As Olivier Mosset highlights, “painting is supposed to be pure and of course it isn’t”(1). So the visual effectiveness of Dafflon’s works serves to offer an experience of space, similar to that in the cinema, in audiolabs, Kubrickian spaceships or pressure chambers. While, like Francis Baudevin (who was his teacher at Ecal in Lausanne), he shifts from graphic design to painting, his paintings and generic objects are constantly making reference to the world of information. They are allegories of this technological and computer age that is ours and his (Dafflon learnt to work primarily on a computer, using Illustrator software, moving, for a time at least, the studio to the virtual field). In this way, like Dan Walsh, more than ever Dafflon is seriously taking the metaphor of the grid and the picture-as-screen developed, among others, by Leo Steinberg from the work of Rauschenberg in Other criteria: his works, inspired by techno flyers, computer screens, as well as the playful world of video games, work like signs of our intellectual and perceptual relationship to this world of information, a world in weightlessness, a science-fiction for today.

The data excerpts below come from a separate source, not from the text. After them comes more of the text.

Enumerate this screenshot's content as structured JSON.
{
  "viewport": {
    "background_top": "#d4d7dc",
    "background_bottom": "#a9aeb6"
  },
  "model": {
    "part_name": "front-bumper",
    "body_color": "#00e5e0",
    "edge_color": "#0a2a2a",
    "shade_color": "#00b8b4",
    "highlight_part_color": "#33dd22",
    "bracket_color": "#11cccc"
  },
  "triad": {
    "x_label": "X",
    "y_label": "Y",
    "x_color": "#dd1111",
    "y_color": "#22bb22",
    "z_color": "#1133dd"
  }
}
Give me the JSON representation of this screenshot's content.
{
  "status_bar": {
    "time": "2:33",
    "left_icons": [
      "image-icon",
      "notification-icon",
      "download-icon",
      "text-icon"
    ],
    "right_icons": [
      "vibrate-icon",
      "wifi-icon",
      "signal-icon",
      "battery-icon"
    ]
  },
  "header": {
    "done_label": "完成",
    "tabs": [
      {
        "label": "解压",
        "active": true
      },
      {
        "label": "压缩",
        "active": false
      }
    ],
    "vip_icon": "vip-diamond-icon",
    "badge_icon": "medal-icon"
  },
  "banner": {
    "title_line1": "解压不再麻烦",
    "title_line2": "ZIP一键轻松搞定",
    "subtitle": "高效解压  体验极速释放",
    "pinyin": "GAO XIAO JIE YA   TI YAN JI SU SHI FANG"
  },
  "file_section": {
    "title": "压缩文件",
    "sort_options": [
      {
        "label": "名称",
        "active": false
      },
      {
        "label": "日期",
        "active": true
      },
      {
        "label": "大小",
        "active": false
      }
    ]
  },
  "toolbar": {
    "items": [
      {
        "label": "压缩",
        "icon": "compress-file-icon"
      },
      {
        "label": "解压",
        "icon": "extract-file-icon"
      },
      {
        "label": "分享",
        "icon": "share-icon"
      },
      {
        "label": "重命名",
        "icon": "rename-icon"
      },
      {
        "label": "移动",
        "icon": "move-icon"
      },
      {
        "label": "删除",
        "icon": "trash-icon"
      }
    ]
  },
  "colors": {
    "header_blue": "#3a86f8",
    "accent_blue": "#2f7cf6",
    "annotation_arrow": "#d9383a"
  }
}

For Airless, at one of his first shows, Air de Paris in 2000, he reorganized inside the Air de Paris Gallery an independent space, a white cube, but with rounded corners in which the Euclidian plan disappeared while figuring the increasing abstraction of our ever fuzzier mental and perceptual world. With Silent Gliss, at Delme, Stéphane Dafflon has once again transformed the architectural space of his allocated area, literally a cube, with a vault placed on it. The best point from which to view the exhibition was the passage, which gave an overall view of this strict architectural composition in colour. Installing at the entrance to the Synagogue a large curved curtain made up of panels of plexiglas, with this large multicoloured blind Dafflon forcibly prevented the spectator from getting any perspective view on the way in. On the far wall, black octagons in various sizes were spread across the wall, tumbling down from the ceiling and proliferating almost naturally like viruses.
Such naturalization of the signs of information is the artist’s way of adapting the history of painting to that of the world; in response to the increasing abstraction of reality we have abstract painting becoming figurative. But Dafflon’s softedge abstraction is also a wise technique for gently taming our visual world, a domestication made possible by the gradual entry into Silent gliss.